Rodent Species Distribution and Hantavirus Seroprevalence in Residential and Forested areas of Sarawak, Malaysia

Nur Elfieyra Syazana Hamdan 1, Yee Ling Ng 1, Wei Bin Lee 1, Cheng Siang Tan 2, Faisal Ali Anwarali Khan 1, Yee Ling Chong 1,*
PMCID: PMC5300011  PMID: 28228923

Abstract

Rodents belong to the order Rodentia, which consists of three families in Borneo (i.e., Muridae, Sciuridae and Hystricidae). These include rats, mice, squirrels, and porcupines. They are widespread throughout the world and considered pests that harm humans and livestock. Some rodent species are natural reservoirs of hantaviruses (Family: Bunyaviridae) that can cause zoonotic diseases in humans. Although hantavirus seropositive human sera were reported in Peninsular Malaysia in the early 1980s, information on their infection in rodent species in Malaysia is still lacking. The rodent populations in residential and forested areas in Sarawak were sampled. A total of 108 individuals from 15 species of rodents were collected in residential (n = 44) and forested ( n = 64) areas. The species diversity of rodents in forested areas was significantly higher (H = 2.2342) compared to rodents in residential areas (H = 0.64715) (p < 0.001 of Zar-t test based on the Shannon index). Rattus rattus and Sundamys muelleri were present at high frequencies in both localities. An enzyme-linked immunosorbent assay (ELISA) showed that hantavirus-targeting antibodies were absent from 53 tested serum samples. This is the first report of hantavirus seroprevalence surveillance in rodent populations in Sarawak, East Malaysia. The results suggested that hantavirus was not circulating in the studied rodent populations in Sarawak, or it was otherwise at a low prevalence that is below the detection threshold. It is important to remain vigilant because of the zoonotic potential of this virus and its severe disease outcome. Further studies, such as molecular detection of viral genetic materials, are needed to fully assess the risk of hantavirus infection in rodents and humans in this region of Malaysia.

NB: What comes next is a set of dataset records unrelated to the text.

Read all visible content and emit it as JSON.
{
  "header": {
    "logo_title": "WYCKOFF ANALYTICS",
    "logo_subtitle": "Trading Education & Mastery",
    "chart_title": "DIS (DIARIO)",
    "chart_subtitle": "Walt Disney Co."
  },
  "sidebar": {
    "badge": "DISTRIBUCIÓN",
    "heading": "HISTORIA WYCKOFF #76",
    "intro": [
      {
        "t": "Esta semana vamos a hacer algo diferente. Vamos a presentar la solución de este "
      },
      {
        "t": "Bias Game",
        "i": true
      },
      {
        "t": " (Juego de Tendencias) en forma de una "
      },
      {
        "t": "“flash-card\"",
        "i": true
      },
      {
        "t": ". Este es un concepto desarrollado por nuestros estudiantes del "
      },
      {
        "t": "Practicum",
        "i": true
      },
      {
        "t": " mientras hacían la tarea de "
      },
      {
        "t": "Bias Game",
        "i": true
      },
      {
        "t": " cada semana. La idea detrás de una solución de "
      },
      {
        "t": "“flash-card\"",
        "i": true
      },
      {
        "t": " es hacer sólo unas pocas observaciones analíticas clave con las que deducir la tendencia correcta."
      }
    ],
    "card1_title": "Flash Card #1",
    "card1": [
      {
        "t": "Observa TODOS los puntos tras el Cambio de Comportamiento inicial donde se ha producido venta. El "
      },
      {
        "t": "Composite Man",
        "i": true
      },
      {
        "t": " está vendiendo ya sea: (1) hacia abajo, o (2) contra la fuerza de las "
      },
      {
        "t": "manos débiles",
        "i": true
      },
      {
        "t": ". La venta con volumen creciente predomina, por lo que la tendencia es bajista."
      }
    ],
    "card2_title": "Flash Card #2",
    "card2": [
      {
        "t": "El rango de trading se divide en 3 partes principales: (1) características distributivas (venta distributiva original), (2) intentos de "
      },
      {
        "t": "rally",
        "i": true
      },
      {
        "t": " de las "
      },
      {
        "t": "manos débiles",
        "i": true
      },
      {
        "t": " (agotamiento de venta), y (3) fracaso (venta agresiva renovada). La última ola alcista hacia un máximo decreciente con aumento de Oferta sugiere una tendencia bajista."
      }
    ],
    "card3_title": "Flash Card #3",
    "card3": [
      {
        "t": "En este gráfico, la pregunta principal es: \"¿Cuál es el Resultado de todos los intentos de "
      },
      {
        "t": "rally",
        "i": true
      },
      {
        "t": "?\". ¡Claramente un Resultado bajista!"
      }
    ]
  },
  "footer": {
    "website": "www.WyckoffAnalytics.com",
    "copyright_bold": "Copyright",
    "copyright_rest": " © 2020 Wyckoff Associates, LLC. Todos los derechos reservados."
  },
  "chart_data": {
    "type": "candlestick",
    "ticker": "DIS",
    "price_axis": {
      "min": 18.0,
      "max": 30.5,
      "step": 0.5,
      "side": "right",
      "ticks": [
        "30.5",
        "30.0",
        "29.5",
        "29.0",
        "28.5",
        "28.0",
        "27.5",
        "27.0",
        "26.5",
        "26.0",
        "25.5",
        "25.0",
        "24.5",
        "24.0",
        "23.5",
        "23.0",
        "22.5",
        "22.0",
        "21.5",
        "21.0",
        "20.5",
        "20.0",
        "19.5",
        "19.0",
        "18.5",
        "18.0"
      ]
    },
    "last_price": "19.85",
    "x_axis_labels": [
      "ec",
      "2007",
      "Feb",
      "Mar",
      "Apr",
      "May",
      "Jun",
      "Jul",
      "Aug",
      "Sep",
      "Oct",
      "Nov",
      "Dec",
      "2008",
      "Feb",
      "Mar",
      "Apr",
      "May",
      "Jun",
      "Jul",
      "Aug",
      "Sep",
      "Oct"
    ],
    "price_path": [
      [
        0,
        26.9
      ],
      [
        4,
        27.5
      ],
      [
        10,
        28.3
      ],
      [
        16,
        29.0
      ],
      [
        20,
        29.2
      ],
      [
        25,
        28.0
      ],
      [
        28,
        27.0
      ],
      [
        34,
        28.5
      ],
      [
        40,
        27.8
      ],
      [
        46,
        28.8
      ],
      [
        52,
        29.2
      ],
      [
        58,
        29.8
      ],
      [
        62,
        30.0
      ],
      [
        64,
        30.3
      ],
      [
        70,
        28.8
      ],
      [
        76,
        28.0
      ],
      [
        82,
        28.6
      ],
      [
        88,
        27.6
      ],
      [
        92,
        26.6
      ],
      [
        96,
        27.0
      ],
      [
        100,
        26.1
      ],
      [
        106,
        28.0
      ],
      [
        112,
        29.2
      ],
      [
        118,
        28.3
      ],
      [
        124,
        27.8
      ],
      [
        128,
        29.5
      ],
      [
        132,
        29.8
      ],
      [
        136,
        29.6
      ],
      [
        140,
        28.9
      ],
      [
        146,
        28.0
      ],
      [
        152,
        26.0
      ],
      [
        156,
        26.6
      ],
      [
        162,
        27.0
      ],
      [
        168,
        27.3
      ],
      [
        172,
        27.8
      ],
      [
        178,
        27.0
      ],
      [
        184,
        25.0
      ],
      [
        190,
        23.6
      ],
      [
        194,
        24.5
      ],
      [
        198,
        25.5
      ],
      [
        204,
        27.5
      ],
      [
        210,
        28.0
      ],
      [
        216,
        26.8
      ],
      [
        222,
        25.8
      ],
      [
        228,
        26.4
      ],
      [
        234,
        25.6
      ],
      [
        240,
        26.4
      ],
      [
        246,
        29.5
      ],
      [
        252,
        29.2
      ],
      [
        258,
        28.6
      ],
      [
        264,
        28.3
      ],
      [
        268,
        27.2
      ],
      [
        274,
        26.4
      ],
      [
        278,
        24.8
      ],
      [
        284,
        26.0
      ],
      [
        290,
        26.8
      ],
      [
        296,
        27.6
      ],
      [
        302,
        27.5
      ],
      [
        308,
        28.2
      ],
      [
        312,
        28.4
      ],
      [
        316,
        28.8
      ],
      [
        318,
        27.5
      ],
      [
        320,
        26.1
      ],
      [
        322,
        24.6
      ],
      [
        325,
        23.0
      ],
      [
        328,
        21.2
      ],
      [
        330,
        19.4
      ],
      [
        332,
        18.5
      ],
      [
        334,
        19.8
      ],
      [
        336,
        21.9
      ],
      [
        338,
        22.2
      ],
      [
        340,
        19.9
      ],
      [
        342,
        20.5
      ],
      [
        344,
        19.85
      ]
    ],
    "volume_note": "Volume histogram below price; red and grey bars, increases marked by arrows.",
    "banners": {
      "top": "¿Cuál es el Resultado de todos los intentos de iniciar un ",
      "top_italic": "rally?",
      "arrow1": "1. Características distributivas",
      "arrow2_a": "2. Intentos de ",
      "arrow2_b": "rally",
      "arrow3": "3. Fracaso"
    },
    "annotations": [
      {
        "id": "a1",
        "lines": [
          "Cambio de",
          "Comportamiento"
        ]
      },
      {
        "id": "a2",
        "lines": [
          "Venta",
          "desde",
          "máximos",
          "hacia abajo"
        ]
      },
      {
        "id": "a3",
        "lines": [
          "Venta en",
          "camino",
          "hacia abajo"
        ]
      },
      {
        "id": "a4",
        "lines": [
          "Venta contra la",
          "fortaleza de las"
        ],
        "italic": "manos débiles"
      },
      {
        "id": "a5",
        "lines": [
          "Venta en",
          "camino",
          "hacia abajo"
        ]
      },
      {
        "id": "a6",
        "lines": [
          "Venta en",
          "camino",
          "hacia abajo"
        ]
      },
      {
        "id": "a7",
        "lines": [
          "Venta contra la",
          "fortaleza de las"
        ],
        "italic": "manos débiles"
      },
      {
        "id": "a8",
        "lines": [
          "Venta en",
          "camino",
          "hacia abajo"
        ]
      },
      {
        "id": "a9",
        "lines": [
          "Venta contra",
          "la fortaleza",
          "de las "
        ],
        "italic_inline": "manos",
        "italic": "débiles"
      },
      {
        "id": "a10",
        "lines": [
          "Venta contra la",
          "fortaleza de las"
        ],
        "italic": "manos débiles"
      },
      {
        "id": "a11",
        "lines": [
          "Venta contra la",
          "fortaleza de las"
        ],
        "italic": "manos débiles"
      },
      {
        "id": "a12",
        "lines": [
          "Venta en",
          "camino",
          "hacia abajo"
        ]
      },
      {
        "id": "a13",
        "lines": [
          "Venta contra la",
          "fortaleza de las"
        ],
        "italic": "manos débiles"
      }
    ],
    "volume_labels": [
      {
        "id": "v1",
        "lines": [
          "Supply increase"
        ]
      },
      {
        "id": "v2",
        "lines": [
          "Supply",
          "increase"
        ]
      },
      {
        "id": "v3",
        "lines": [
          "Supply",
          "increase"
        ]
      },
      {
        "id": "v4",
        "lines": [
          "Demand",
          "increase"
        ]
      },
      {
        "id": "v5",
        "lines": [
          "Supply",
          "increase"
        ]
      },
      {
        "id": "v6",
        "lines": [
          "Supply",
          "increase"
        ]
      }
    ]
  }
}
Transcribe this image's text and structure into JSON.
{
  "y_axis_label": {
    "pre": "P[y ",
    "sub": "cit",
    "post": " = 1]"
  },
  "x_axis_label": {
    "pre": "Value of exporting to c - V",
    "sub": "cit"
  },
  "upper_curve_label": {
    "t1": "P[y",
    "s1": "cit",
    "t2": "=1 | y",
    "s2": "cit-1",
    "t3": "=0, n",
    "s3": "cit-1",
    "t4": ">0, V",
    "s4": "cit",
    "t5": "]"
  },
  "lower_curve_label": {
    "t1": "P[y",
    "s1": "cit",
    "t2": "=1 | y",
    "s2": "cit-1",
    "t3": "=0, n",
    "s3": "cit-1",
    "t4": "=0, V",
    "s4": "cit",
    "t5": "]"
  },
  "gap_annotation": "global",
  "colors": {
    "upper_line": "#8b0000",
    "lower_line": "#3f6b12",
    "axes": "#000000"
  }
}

Keywords: ELISA, Hantavirus, Non-volant Small Mammals, Rodents, Seroprevalence

Rodents are gnawing-type, non-volant, small mammals with two pairs of continuously growing incisors. In Borneo, the order Rodentia forms 27.5% of the mammalian fauna that belong to 61 species in three families (i.e., Muridae, Sciuridae and Hystricidae) (Yasuma & Andau 1999; Payne & Francis 2007). Most rodents have many ecological variations, such as being nocturnal, diurnal and arboreal. Hantaviruses are single-stranded, enveloped, negative sense RNA viruses of the Bunyaviridae family (Elliott et al. 1991; Plyusnin et al. 1996). Haemorrhagic fever with renal syndrome (HFRS) and hantavirus pulmonary syndrome (HPS) are two types of rodent-borne zoonotic diseases in humans that are caused by hantaviruses (Bi et al. 2008). There are more than 80 known hantavirus reservoir host species. These include 51 rodent species, seven bat species from the order Chiroptera, and 20 shrew and mole species from the order Soricomorpha (de Oliveira et al. 2014). According to Kallio-Kokko et al. (2006), the most prevalent natural reservoir hosts for hantaviruses belong to four rodent genera (i.e., Apodemus, Rattus, Clethrionomys and Peromyscus). The transmission of hantaviruses to humans occurs through bites from infected animals or the inhalation of aerosolized contaminated excreta, such as urine and faeces (Calisher et al. 2006; Yusof et al. 2010; Lin et al. 2012). In West Malaysia, hantavirus seropositive rodents were previously recorded in several states, including Kelantan (n=4; 9.09%), Port Klang (n=14; 15.91%), and Penang and Perlis (n=17; 6.7%) (Lim et al. 1985; Lam et al. 2001). However, the seroprevalence and infection of hantavirus in rodent and human populations of East Malaysia are still largely unknown. There were also several reported cases of rodents infected with hantavirus in neighbouring countries [i.e., China (Lin et al. 2012; Wang et al. 2000), South Korea (Lim et al. 2012), Singapore (Wong et al. 1985,1988; Johannson et al. 2010), Indonesia (Plyusnina et al. 2009; Ibrahim et al. 2013), Thailand, Cambodia and Lao PDR (Nitatpattana et al. 2000; Reynes et al. 2003; Blasdell et al. 2011, 2016)], which suggested that there was a possibility for the circulation of hantavirus in the rodent populations in East Malaysia.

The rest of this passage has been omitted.